Director: Jessica M. Thompson
Stars: Nathalie Emmanuel, Thomas Doherty, Stephanie Corneliussen
Like the undead creatures that stalk them, vampire movies has never left us for long. Like most subgenres there have been phases of prominence. The earnest gothic Hammer offerings of the ’60s… the Eurotrash and oddball regional indies of the ’70s… the goof and gloss of the ’80s… right through to the YA explosion of Twilight and the sticky BBQ sauce of True Blood in it’s most recent resurgence. Things may go quiet for a few years in between, but they’ll always come back.
Our fixation with the vampire myth is tied to it’s eroticism; sex and death sealed with a kiss or, more frankly, a bite. It’s mixing of fluids suggestive of a coital rapture worth the damnation that follows. Jessica M. Thompson’s The Invitation (not to be confused with Karyn Kusama’s atmospheric horror of the same name) arrives in UK cinemas with little-to-no fanfare. It seems as though distributor Sony doesn’t quite know what to do with it. This viewer went having not seen a single trailer, poster, review or advertisement. And going in blind may be the best way to experience and appreciate The Invitation on it’s own delectable merits.
Nathalie Emmanuel (Game of Thrones, Fast & Furious) takes a bite out of a New York accent here as Evie, a struggling ceramicist eking out a living in the service trade. We meet her coasting through a PR function with a tray of canapes, listless and resigned. Now orphaned, she longs for new connections and a chance DNA test reveals the existence of long-lost relatives in the UK. Before you know it she’s invited to a wedding at a country estate in Yorkshire. In spite of reservations expressed by her friend Grace (Courtney Taylor in a staple supporting role), Evie accepts the all-expenses-paid invitation. Her new and exceedingly white family appear very rich and privileged indeed, but there’s a snide family secret lurking in the shadows (can you guess??)…
What little PR the film has been afforded has effectively ‘spoiled’ the root of the mystery at Carfax Manor, though the movie itself overplays it’s hand way before it’s third-act reveal. Modern viewers impatient for the promised blood sports may feel confounded by the preoccupation that dominates beforehand. Thompson dallies on the furtive romance blooming between Evie and the Lord of the manor; Thomas Doherty’s charming yet jackal-eyed Walt.
But Thompson is channelling something quite specific here and doing it rather well. The Invitation has it’s fanged theatrics, but first it dances the steps of chicklit gothic romance with confidence, style and wit. Emmanuel (great throughout) and Doherty have genuine screen chemistry, and Thompson pumps up the paperback gloss of their scenes together. She understands the cheesiness of the fairy tale cliché she’s guiding Evie through, but she plays it with sincere affection. Play along and there’s much to enjoy in such slow-burn indulgence.
Thompson surrounds the leads with a number of abundantly enjoyable supporting players. Hugh Skinner’s fawning Tory boy is mercifully sidelined after a big early scene. Once we’re in Blighty things improve greatly. Machiavellian butlers and terrified underlings keep the genre aspects ticking over (though these scares are of the rather cheap and predictable variety). Much better are Evie’s catty contemporaries; the bubbly Lucy (Alana Boden) and the vampish – pun-intended! – Viktoria (Stephanie Corneliussen).

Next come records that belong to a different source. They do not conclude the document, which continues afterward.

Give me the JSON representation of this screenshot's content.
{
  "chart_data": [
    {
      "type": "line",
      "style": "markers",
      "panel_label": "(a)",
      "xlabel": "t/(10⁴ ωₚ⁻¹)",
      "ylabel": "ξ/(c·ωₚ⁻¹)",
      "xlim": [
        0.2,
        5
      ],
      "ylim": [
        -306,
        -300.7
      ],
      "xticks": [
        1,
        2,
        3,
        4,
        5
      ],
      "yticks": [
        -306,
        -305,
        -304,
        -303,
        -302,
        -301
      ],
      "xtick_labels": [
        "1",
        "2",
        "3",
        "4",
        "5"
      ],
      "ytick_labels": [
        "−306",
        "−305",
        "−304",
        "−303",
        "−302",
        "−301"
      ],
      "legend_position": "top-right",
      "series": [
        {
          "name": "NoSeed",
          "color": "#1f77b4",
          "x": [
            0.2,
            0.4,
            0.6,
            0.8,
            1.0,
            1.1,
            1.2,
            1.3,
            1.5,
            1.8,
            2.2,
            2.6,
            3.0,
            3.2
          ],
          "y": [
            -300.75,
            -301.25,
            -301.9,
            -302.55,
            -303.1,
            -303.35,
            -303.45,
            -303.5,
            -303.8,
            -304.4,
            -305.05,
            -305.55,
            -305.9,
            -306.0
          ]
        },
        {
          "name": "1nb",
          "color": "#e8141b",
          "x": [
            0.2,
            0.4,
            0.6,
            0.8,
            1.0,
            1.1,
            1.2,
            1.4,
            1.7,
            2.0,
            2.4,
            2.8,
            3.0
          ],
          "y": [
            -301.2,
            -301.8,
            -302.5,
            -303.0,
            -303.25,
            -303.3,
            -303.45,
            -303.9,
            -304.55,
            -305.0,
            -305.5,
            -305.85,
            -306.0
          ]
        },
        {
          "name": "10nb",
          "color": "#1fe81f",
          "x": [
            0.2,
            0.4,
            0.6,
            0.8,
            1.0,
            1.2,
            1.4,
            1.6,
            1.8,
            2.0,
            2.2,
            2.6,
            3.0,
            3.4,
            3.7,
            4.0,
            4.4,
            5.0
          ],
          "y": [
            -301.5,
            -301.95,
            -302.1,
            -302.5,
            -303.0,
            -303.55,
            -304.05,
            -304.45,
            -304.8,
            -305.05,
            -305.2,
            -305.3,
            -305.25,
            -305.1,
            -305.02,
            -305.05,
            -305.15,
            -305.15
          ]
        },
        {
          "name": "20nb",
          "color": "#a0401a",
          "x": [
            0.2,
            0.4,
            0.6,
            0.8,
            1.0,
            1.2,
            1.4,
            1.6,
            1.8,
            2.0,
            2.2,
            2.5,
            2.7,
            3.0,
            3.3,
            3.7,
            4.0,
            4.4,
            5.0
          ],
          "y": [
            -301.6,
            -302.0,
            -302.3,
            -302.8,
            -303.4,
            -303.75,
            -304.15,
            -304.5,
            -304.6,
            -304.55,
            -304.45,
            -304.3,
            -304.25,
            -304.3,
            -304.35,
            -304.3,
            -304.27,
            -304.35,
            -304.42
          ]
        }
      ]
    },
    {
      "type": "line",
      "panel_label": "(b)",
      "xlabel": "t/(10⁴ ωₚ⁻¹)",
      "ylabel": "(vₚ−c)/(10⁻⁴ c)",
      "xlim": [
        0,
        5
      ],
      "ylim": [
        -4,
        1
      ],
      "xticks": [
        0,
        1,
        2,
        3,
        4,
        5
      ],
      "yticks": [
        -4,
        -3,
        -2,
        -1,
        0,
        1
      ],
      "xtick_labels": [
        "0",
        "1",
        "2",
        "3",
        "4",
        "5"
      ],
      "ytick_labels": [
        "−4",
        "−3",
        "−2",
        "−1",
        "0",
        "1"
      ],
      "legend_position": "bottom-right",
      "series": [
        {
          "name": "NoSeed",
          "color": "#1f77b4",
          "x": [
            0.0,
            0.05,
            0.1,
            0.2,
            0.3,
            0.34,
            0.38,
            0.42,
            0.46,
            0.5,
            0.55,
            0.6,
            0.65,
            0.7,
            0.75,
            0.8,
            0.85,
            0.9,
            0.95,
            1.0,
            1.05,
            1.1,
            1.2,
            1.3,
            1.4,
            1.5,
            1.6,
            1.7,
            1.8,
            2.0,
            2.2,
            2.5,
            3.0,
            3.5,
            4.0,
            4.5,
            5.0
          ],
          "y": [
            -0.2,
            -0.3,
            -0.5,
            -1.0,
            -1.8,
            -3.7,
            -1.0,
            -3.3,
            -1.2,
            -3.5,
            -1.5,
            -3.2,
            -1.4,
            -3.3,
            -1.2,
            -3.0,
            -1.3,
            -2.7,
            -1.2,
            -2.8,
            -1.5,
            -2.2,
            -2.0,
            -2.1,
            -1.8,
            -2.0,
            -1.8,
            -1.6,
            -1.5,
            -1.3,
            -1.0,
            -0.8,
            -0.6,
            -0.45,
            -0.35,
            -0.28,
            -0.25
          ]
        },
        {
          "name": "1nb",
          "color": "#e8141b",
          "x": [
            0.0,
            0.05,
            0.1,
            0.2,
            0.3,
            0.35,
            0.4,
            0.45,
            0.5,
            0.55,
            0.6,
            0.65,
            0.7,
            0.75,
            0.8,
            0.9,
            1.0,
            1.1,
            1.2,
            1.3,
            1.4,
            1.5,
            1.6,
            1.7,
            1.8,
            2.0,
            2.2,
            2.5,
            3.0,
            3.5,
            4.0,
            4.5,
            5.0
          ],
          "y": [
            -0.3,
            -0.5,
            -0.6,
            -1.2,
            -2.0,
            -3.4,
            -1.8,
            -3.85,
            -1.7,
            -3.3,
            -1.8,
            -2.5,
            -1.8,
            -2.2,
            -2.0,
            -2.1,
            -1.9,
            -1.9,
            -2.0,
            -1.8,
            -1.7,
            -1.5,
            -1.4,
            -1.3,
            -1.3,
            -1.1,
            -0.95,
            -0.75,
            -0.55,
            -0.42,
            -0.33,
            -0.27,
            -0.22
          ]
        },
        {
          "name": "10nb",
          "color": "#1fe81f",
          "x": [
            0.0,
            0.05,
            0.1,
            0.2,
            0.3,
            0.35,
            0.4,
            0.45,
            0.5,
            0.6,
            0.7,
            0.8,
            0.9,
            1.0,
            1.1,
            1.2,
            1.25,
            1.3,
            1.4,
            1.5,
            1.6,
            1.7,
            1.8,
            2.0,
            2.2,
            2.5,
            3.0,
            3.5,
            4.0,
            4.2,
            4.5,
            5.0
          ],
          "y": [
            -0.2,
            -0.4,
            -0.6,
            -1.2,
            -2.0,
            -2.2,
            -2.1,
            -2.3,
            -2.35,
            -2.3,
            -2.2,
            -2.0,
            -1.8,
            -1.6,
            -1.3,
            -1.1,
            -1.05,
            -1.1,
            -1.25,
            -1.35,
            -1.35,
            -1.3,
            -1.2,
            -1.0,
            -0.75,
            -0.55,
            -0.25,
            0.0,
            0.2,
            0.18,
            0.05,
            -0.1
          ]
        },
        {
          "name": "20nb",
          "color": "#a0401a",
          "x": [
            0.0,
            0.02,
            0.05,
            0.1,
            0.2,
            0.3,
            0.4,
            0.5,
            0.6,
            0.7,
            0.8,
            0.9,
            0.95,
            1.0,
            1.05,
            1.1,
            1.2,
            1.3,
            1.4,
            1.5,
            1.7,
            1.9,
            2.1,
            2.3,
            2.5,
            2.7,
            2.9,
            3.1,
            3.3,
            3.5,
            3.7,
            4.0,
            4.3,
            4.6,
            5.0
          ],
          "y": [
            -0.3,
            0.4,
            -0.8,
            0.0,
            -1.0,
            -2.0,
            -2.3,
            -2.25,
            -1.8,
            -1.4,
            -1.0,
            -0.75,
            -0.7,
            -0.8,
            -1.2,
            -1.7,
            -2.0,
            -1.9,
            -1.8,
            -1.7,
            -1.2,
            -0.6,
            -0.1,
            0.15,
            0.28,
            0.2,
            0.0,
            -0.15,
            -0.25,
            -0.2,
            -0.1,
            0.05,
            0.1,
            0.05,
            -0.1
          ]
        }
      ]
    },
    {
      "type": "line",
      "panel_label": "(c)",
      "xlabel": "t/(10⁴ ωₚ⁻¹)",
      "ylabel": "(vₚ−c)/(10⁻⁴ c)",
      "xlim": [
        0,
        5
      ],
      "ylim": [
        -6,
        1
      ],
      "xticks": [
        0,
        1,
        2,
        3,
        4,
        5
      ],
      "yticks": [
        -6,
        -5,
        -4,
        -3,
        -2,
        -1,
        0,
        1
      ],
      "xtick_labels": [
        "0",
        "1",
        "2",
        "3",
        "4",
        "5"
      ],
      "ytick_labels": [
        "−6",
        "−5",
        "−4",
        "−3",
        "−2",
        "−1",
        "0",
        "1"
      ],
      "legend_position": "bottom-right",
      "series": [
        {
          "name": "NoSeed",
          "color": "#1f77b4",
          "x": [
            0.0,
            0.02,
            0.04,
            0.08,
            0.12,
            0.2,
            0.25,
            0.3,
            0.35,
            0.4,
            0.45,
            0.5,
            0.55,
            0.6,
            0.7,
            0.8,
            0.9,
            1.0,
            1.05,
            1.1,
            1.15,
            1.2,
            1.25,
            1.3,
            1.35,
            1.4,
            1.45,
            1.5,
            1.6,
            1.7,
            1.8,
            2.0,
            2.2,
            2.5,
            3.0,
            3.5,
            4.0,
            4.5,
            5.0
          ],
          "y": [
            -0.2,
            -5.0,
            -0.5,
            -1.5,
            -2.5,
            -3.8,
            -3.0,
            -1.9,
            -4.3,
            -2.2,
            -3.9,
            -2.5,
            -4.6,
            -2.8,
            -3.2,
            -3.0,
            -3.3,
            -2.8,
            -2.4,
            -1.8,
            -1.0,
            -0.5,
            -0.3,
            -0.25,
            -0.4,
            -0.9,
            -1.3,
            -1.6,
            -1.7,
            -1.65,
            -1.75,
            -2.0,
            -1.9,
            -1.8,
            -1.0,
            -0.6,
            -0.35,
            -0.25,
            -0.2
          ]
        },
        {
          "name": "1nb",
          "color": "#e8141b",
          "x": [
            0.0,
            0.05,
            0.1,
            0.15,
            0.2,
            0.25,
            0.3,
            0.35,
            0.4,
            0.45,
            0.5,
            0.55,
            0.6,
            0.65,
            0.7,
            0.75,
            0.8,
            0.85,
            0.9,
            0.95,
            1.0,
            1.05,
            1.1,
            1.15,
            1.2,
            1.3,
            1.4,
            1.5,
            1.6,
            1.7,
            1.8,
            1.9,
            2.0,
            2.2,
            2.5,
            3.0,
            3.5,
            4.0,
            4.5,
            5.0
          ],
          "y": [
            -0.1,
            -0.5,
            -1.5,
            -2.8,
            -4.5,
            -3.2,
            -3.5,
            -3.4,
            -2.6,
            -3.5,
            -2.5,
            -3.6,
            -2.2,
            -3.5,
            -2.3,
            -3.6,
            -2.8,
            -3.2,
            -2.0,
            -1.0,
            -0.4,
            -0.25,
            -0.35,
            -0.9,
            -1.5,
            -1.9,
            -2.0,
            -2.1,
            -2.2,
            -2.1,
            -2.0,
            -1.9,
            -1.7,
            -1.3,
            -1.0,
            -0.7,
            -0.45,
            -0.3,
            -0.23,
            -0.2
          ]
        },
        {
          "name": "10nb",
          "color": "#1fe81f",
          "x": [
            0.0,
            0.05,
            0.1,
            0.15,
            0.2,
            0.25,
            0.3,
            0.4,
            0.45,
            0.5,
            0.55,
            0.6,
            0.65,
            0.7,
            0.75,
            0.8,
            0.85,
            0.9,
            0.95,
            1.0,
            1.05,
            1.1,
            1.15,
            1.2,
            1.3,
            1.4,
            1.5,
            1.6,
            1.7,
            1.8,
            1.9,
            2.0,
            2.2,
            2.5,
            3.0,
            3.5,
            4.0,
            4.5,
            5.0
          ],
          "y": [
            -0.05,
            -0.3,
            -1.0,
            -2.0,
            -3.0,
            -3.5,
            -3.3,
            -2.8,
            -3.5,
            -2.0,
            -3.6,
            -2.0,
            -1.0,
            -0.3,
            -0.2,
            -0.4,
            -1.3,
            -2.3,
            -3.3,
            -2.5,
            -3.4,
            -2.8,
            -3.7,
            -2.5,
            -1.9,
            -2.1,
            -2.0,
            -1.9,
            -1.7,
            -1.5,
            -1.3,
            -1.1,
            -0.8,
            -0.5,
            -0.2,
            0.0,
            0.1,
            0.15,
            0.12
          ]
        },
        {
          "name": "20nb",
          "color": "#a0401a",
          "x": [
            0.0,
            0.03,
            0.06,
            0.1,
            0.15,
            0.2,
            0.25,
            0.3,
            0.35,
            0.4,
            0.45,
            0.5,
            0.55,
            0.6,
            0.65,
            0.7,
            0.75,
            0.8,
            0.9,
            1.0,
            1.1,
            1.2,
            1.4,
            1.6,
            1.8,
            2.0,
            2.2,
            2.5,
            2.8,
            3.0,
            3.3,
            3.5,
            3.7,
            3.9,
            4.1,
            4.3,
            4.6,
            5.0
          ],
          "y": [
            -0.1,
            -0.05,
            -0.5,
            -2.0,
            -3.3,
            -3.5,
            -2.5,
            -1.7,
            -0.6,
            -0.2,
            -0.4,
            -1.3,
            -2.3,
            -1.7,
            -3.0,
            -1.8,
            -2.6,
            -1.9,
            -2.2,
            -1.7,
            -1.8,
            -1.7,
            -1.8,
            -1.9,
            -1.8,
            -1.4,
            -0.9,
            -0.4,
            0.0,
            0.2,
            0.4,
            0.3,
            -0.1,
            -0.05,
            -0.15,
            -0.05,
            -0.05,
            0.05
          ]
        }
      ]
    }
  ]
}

But most notably the film acknowledges the casting of Emmanuel, and the significance of playing out this story across a racial divide with a Black woman in the lead. One might reductively soundbite it as “Get Out with vampires” but there’s more truth to that assessment than one might think. The tension of class is always at the forefront of Thompson’s mind (Evie’s empathy for ‘the help’ is a consistent through-line) and plays into a broader appreciation of the imbalance wrought by colonialism. Get Out manifested America’s own fraught history via a reconfigured slave auction; The Invitation is just as biting (sorry, sorry) in its depiction of arranged marriages and human beings played as bargaining chips. Playing out a traditionally very white story with a Black woman in the lead inherently maleates said story’s stereotypes, creating new tensions while simultaneously opening new doors for stronger representation in genre cinema.
Thompson holds on a long time before letting the sparks fly but when it comes time her vamps have clout. Still she retains an eye for gothic romanticism. One VFX-aided shot in particular feels like it could have come from a Guillermo del Toro picture. And the Mexican auteur’s sense of luxurious embellishment is felt all over The Invitation. The execution is occasionally clumsy or clunky – it feels as though there have been a few fights in the editing room – but this adds its own character and charm to the whole.
Imperfect but giddily enjoyable from start to finish if you accept the dual sense of utter sincerity and wry knowing, The Invitation is a commendable throwback to the earnestness and high-camp of Hammer, but with enough contemporary notes to hit home with young audiences. Reader, I had a blast.